The picturesque vistas of the Franschhoek Valley are just as famous as its food and wine offering. In fact, so ambrosial are these two facets of this corner of the world, it’s no coincidence that the reasons your eyes pop at the beauty of the natural surrounds and that your tastebuds dance when they sip on wine or taste fare from such a setting, are the same.
This link was pertinent to the new owners when they acquired the farm in 2012. The 2000 hectre grounds are steeped within one of the most diverse and beautiful eco-systems on earth, with nutrient dense soils dating back some 1000 million years ago, the Cape Floral Kingdom, a fact that was the starting point for the extensive through-the-line refurbishment.
‘The impetus for us taking a holistic approach to revamping the farm was that agriculture is an important part of the Cape economy and Boschendal with its 2000 hectares is ideally suited to contribute to this. We also realised that the best way for us to share the incredible heritage and environment of the farm is through an accommodation and hospitality offering,’ says co-owner Sam Lundie.
And so began a multi-faceted approach that started from the ground up, namely, the adoption of regenerative farming techniques to improve the soil quality. The implementation of cover crops in the vineyards, clearing of alien vegetation, the rearing of a herd of free-to-roam, pasture-reared Angus cattle and a free-range chicken coop, all aiding this. A large number of indigenous fruit trees were planted as well the formation of a five-acre organic food garden designed by Jan Blok. Where all of this behind-the-scenes activity really comes into its own however is in the hospitality offering.

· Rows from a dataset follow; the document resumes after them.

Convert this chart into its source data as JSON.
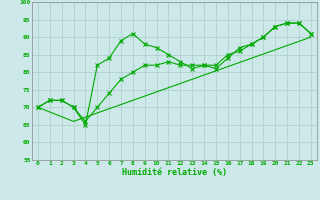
{
  "xlabel": "Humidité relative (%)",
  "xlim": [
    -0.5,
    23.5
  ],
  "ylim": [
    55,
    100
  ],
  "yticks": [
    55,
    60,
    65,
    70,
    75,
    80,
    85,
    90,
    95,
    100
  ],
  "xticks": [
    0,
    1,
    2,
    3,
    4,
    5,
    6,
    7,
    8,
    9,
    10,
    11,
    12,
    13,
    14,
    15,
    16,
    17,
    18,
    19,
    20,
    21,
    22,
    23
  ],
  "bg_color": "#cce8e8",
  "grid_color": "#aacccc",
  "line_color": "#00aa00",
  "line1_x": [
    0,
    1,
    2,
    3,
    4,
    5,
    6,
    7,
    8,
    9,
    10,
    11,
    12,
    13,
    14,
    15,
    16,
    17,
    18,
    19,
    20,
    21,
    22,
    23
  ],
  "line1_y": [
    70,
    72,
    72,
    70,
    65,
    82,
    84,
    89,
    91,
    88,
    87,
    85,
    83,
    81,
    82,
    81,
    84,
    87,
    88,
    90,
    93,
    94,
    94,
    91
  ],
  "line2_x": [
    0,
    1,
    2,
    3,
    4,
    5,
    6,
    7,
    8,
    9,
    10,
    11,
    12,
    13,
    14,
    15,
    16,
    17,
    18,
    19,
    20,
    21,
    22,
    23
  ],
  "line2_y": [
    70,
    72,
    72,
    70,
    66,
    70,
    74,
    78,
    80,
    82,
    82,
    83,
    82,
    82,
    82,
    82,
    85,
    86,
    88,
    90,
    93,
    94,
    94,
    91
  ],
  "line3_x": [
    0,
    3,
    23
  ],
  "line3_y": [
    70,
    66,
    90
  ]
}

‘Our whole approach about farming holistically is to provide an opportunity for the public to see and eat food produced within the confines of a single estate.’ – Sam Lundie
On the accommodation side, the 22 self catering Werf and Orchard cottages, once old farm worker’s homes, were renovated by architect Phillip Briel – who also designed the new Olive Press conference and function venue- and refurbished by interior designers Graham Viney and Danella Conti.
The Werf Restaurant is the current darling of the Winelands culinary scene, where chef Christiaan Campbell’s gastronomic alchemy is thanks in most part to the quality ingredients grown on the farm. The elegant design of the restaurant, spear-headed by Spanish designer Lazaro Rosa-Violan, includes its orientation towards the bountiful food garden, making the experience one of ‘what you see is what you eat’, a mantra suited to much of the ethos here. The new wine-tasting venue (the chocolate and wine pairing experience an absolute treat), the new butchery serving cuts and cures of the resident Angus cattle, the farm shop of locally-made goods as well as the more informal deli, all complete the hospitable experience of the farm.
Despite it’s convoluted history, Boschendal’s creating a new legacy of ethical food production and its sharing. The full potential of this however, to be realized in decades to come. We’ll toast to that!